Ok, lets try to explain what Solution I am looking for.
I have a Vaadin Application. The Vaadin serverpart is triggered from a external http request . It could be a JavaHttpClient ( not the same browser) .
The vaadin backend is catching the Request and pushes a notification to the vaadin frontend.
The push part is solved (dont-push-ozonelayer or vaadin 7).
The firstpart is still open. I thought abut a ApplicationRecource or a HttpServletRequestListener.
Do you have an Idea how to realize the chain?
Are you saying that, depending on the client, you don’t want the request to get to the Vaadin application? In that case, you could add a separate servlet to your app that talks to the same back end (e.g. database) that the Vaadin app is using.
If you want to implement the filter chain, however, you can just add a class that implements Filter. In EE 6, you can add an annotation to the class so that the container picks it up. Otherwise, you can add text to your web.xml file so that it’s found. Implementing the filter class is very simple.
Here is more info on using filters
in EE6 and in
EE 5 .
Ok, using a filter to change the app is ok.

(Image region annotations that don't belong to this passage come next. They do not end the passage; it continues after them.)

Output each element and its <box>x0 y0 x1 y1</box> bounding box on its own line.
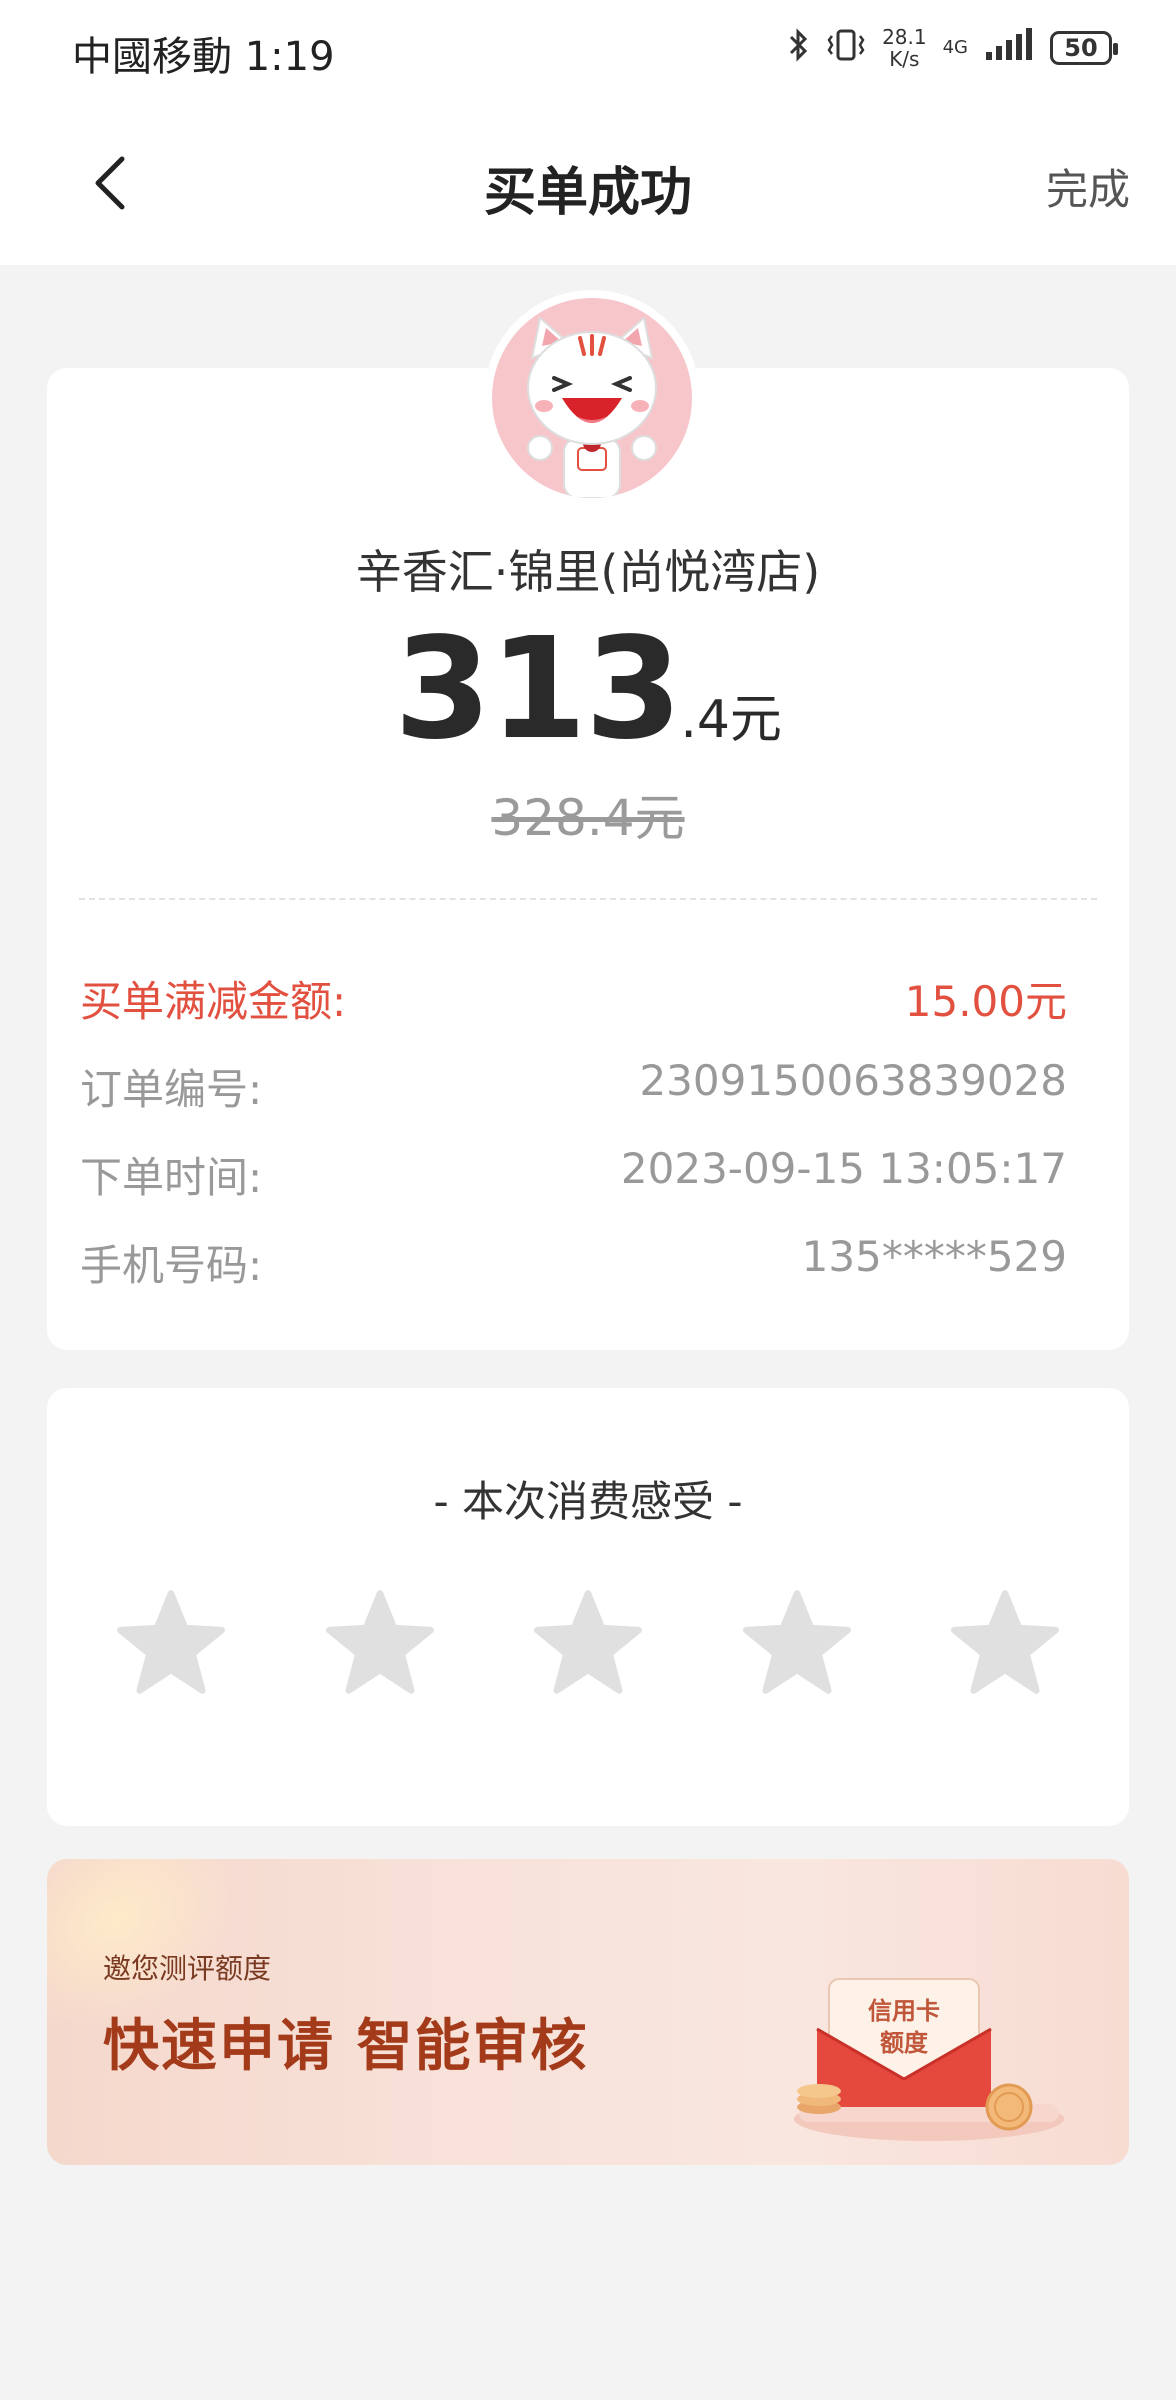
order-time-label: 下单时间: <box>80 1153 263 1202</box>
rating-card: - 本次消费感受 - <box>47 1388 1129 1826</box>
nav-bar: 买单成功 完成 <box>0 100 1176 265</box>
star-icon-4[interactable] <box>742 1588 851 1696</box>
banner-title: 快速申请 智能审核 <box>103 2013 589 2079</box>
star-icon-5[interactable] <box>951 1588 1059 1696</box>
discount-label: 买单满减金额: <box>80 977 347 1026</box>
order-time-row: 下单时间: 2023-09-15 13:05:17 <box>80 1144 1067 1205</box>
cat-mascot-icon <box>492 298 692 498</box>
discount-value: 15.00元 <box>904 977 1067 1026</box>
order-number-row: 订单编号: 2309150063839028 <box>80 1056 1067 1117</box>
order-number-value: 2309150063839028 <box>639 1056 1067 1105</box>
network-type: 4G <box>942 37 968 58</box>
star-icon-2[interactable] <box>325 1588 434 1696</box>
star-icon-3[interactable] <box>534 1588 642 1696</box>
phone-label: 手机号码: <box>80 1241 263 1290</box>
star-rating <box>117 1588 1059 1696</box>
order-time-value: 2023-09-15 13:05:17 <box>620 1144 1067 1193</box>
order-summary-card: 辛香汇·锦里(尚悦湾店) 313.4元 328.4元 买单满减金额: 15.00… <box>47 368 1129 1350</box>
mascot-avatar <box>484 290 700 506</box>
status-icons: 28.1 K/s 4G 50 <box>788 25 1118 71</box>
amount-decimal: .4元 <box>680 690 782 750</box>
banner-subtitle: 邀您测评额度 <box>103 1952 272 1985</box>
net-speed: 28.1 K/s <box>882 25 927 71</box>
star-icon-1[interactable] <box>117 1588 225 1696</box>
status-bar: 中國移動 1:19 28.1 K/s 4G 50 <box>0 0 1176 100</box>
phone-value: 135*****529 <box>801 1232 1067 1281</box>
paid-amount: 313.4元 <box>47 608 1129 771</box>
red-envelope-icon: 信用卡 额度 <box>794 1978 1064 2141</box>
order-number-label: 订单编号: <box>80 1065 263 1114</box>
page-title: 买单成功 <box>483 163 692 223</box>
svg-text:额度: 额度 <box>880 2029 929 2057</box>
amount-integer: 313 <box>394 608 682 771</box>
svg-text:信用卡: 信用卡 <box>868 1997 940 2025</box>
battery-icon: 50 <box>1050 31 1118 65</box>
vibrate-icon <box>826 28 866 69</box>
rating-title: - 本次消费感受 - <box>433 1477 743 1526</box>
carrier-time: 中國移動 1:19 <box>72 34 335 80</box>
bluetooth-icon <box>788 27 810 69</box>
divider <box>79 898 1097 900</box>
credit-card-promo-banner[interactable]: 邀您测评额度 快速申请 智能审核 信用卡 额度 <box>47 1859 1129 2165</box>
discount-row: 买单满减金额: 15.00元 <box>80 968 1067 1029</box>
signal-icon <box>984 27 1034 69</box>
phone-row: 手机号码: 135*****529 <box>80 1232 1067 1293</box>
merchant-name: 辛香汇·锦里(尚悦湾店) <box>355 545 821 599</box>
done-button[interactable]: 完成 <box>1046 156 1130 217</box>
original-price: 328.4元 <box>491 789 685 847</box>
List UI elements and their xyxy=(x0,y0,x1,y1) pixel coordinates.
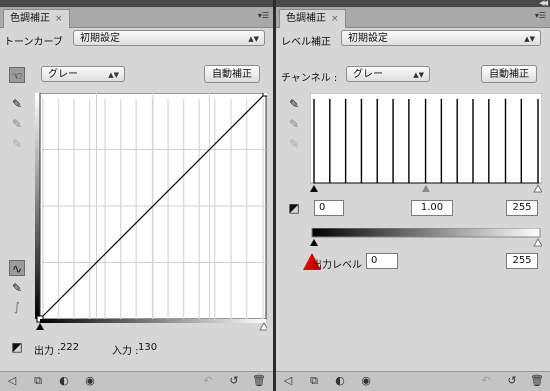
output-levels-label: 出力レベル : xyxy=(312,260,369,271)
back-arrow-icon[interactable]: ◁ xyxy=(280,374,296,388)
tab-adjustments[interactable]: 色調補正 × xyxy=(3,9,70,28)
panel-top-strip: ◀◀ xyxy=(276,0,550,7)
input-shadow-slider[interactable] xyxy=(310,185,318,192)
white-point-eyedropper-icon[interactable]: ✎ xyxy=(9,136,25,152)
output-value: 222 xyxy=(60,342,80,353)
preset-value: 初期設定 xyxy=(80,33,120,44)
auto-button[interactable]: 自動補正 xyxy=(204,65,260,83)
curve-point-tool-icon[interactable]: ∿ xyxy=(9,260,25,276)
calculate-histogram-icon[interactable]: ◩ xyxy=(9,339,25,355)
curves-panel: 色調補正 × ▾☰ トーンカーブ 初期設定 ▲▼ ☜ グレー ▲▼ 自動補正 ✎ ✎ … xyxy=(0,0,273,391)
input-gamma-slider[interactable] xyxy=(422,185,430,192)
levels-histogram xyxy=(310,93,542,193)
input-highlight-field[interactable]: 255 xyxy=(506,200,538,216)
gray-point-eyedropper-icon[interactable]: ✎ xyxy=(286,116,302,132)
channel-value: グレー xyxy=(48,69,78,80)
eye-icon[interactable]: ◉ xyxy=(82,374,98,388)
back-arrow-icon[interactable]: ◁ xyxy=(4,374,20,388)
collapse-icon[interactable]: ◀◀ xyxy=(539,0,548,7)
dropdown-arrow-icon: ▲▼ xyxy=(248,35,259,43)
input-gamma-field[interactable]: 1.00 xyxy=(411,200,453,216)
clip-to-layer-icon[interactable]: ⧉ xyxy=(30,374,46,388)
input-highlight-slider[interactable] xyxy=(533,183,542,193)
channel-dropdown[interactable]: グレー ▲▼ xyxy=(41,66,125,82)
trash-icon[interactable]: 🗑 xyxy=(251,374,267,388)
panel-menu-icon[interactable]: ▾☰ xyxy=(535,11,546,20)
auto-button[interactable]: 自動補正 xyxy=(481,65,537,83)
on-image-adjust-icon[interactable]: ☜ xyxy=(9,67,25,83)
dropdown-arrow-icon: ▲▼ xyxy=(524,35,535,43)
smooth-curve-icon[interactable]: ∫ xyxy=(9,299,25,315)
output-shadow-slider[interactable] xyxy=(310,239,318,246)
output-gradient-bar xyxy=(35,93,40,319)
white-point-eyedropper-icon[interactable]: ✎ xyxy=(286,136,302,152)
black-input-slider[interactable] xyxy=(36,323,44,330)
eye-icon[interactable]: ◉ xyxy=(358,374,374,388)
tab-label: 色調補正 xyxy=(286,13,326,24)
curve-point-white[interactable] xyxy=(262,93,267,97)
output-highlight-field[interactable]: 255 xyxy=(506,253,538,269)
trash-icon[interactable]: 🗑 xyxy=(529,374,545,388)
levels-panel: ◀◀ 色調補正 × ▾☰ レベル補正 初期設定 ▲▼ チャンネル : グレー ▲▼ 自… xyxy=(276,0,550,391)
clip-to-layer-icon[interactable]: ⧉ xyxy=(306,374,322,388)
panel-footer: ◁ ⧉ ◐ ◉ ↶ ↺ 🗑 xyxy=(0,371,273,391)
reset-icon[interactable]: ↺ xyxy=(226,374,242,388)
output-label: 出力 : xyxy=(34,346,61,357)
visibility-toggle-icon[interactable]: ◐ xyxy=(332,374,348,388)
output-levels-gradient[interactable] xyxy=(310,228,542,248)
preset-dropdown[interactable]: 初期設定 ▲▼ xyxy=(73,30,265,46)
levels-title: レベル補正 xyxy=(281,37,331,48)
panel-footer: ◁ ⧉ ◐ ◉ ↶ ↺ 🗑 xyxy=(276,371,550,391)
panel-tab-bar: 色調補正 × ▾☰ xyxy=(0,7,273,28)
white-input-slider[interactable] xyxy=(259,321,267,331)
reset-icon[interactable]: ↺ xyxy=(504,374,520,388)
tab-close-icon[interactable]: × xyxy=(331,14,339,24)
input-shadow-field[interactable]: 0 xyxy=(314,200,344,216)
dropdown-arrow-icon: ▲▼ xyxy=(413,71,424,79)
pencil-tool-icon[interactable]: ✎ xyxy=(9,280,25,296)
output-highlight-slider[interactable] xyxy=(533,237,542,247)
visibility-toggle-icon[interactable]: ◐ xyxy=(56,374,72,388)
preset-value: 初期設定 xyxy=(348,33,388,44)
gray-point-eyedropper-icon[interactable]: ✎ xyxy=(9,116,25,132)
previous-state-icon[interactable]: ↶ xyxy=(478,374,494,388)
dropdown-arrow-icon: ▲▼ xyxy=(108,71,119,79)
tab-adjustments[interactable]: 色調補正 × xyxy=(279,9,346,28)
curves-title: トーンカーブ xyxy=(4,37,63,48)
panel-top-strip xyxy=(0,0,273,7)
calculate-histogram-icon[interactable]: ◩ xyxy=(286,200,302,216)
curves-graph[interactable] xyxy=(35,93,267,333)
input-gradient-bar xyxy=(40,319,266,323)
input-value: 130 xyxy=(138,342,158,353)
output-shadow-field[interactable]: 0 xyxy=(366,253,398,269)
panel-tab-bar: 色調補正 × ▾☰ xyxy=(276,7,550,28)
black-point-eyedropper-icon[interactable]: ✎ xyxy=(286,96,302,112)
black-point-eyedropper-icon[interactable]: ✎ xyxy=(9,96,25,112)
tab-label: 色調補正 xyxy=(10,13,50,24)
channel-dropdown[interactable]: グレー ▲▼ xyxy=(346,66,430,82)
output-gradient-bar xyxy=(311,228,541,238)
tab-close-icon[interactable]: × xyxy=(55,14,63,24)
channel-label: チャンネル : xyxy=(281,73,338,84)
input-label: 入力 : xyxy=(112,346,139,357)
preset-dropdown[interactable]: 初期設定 ▲▼ xyxy=(341,30,541,46)
panel-menu-icon[interactable]: ▾☰ xyxy=(258,11,269,20)
channel-value: グレー xyxy=(353,69,383,80)
previous-state-icon[interactable]: ↶ xyxy=(200,374,216,388)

My problem that I have to react on the external trigger event right the way and change the vaadin app frontend.
So I the way over the database might be to slow.
So the best way to describe the feature I want to solve a external vaadin remote control via http requests.
What do you think about following idea: Implementing a filter / servlet . Here I get the Vaddin AppObject from ApplicationContext and change it there. Push the changes to the frontend.
I’m really not sure how that would work out for you. Generally, if you want some external process to affect the UI a user sees, the external process should change some data somewhere – it could be in memory accessible to all sessions or a DB or something else. Then the UI checks this data during a request.
If you’re trying to intercept a browser request that’s on the way to the Vaadin servlet and try to change some data in the application, I would guess that this would cause a synchronization error. But maybe not if you’re changing the actual data Vaadin uses to detect these issues. Give it a try I guess, but I’m sorry I’m still not really understanding your use case.
If running in the same JVM and from the same WAR, you should be able to synchronize to the application instance even if receiving the requests with a separate servlet or a servlet filter. You could also override AbstractApplicationServlet.service() to intercept requests before they are processed by Vaadin and associated with sessions, but that easily gets messy.
Also, consider using some light-weight event bus mechanism - they can also handle distribution of events to multiple applications cleanly, make sure the messages are delivered etc.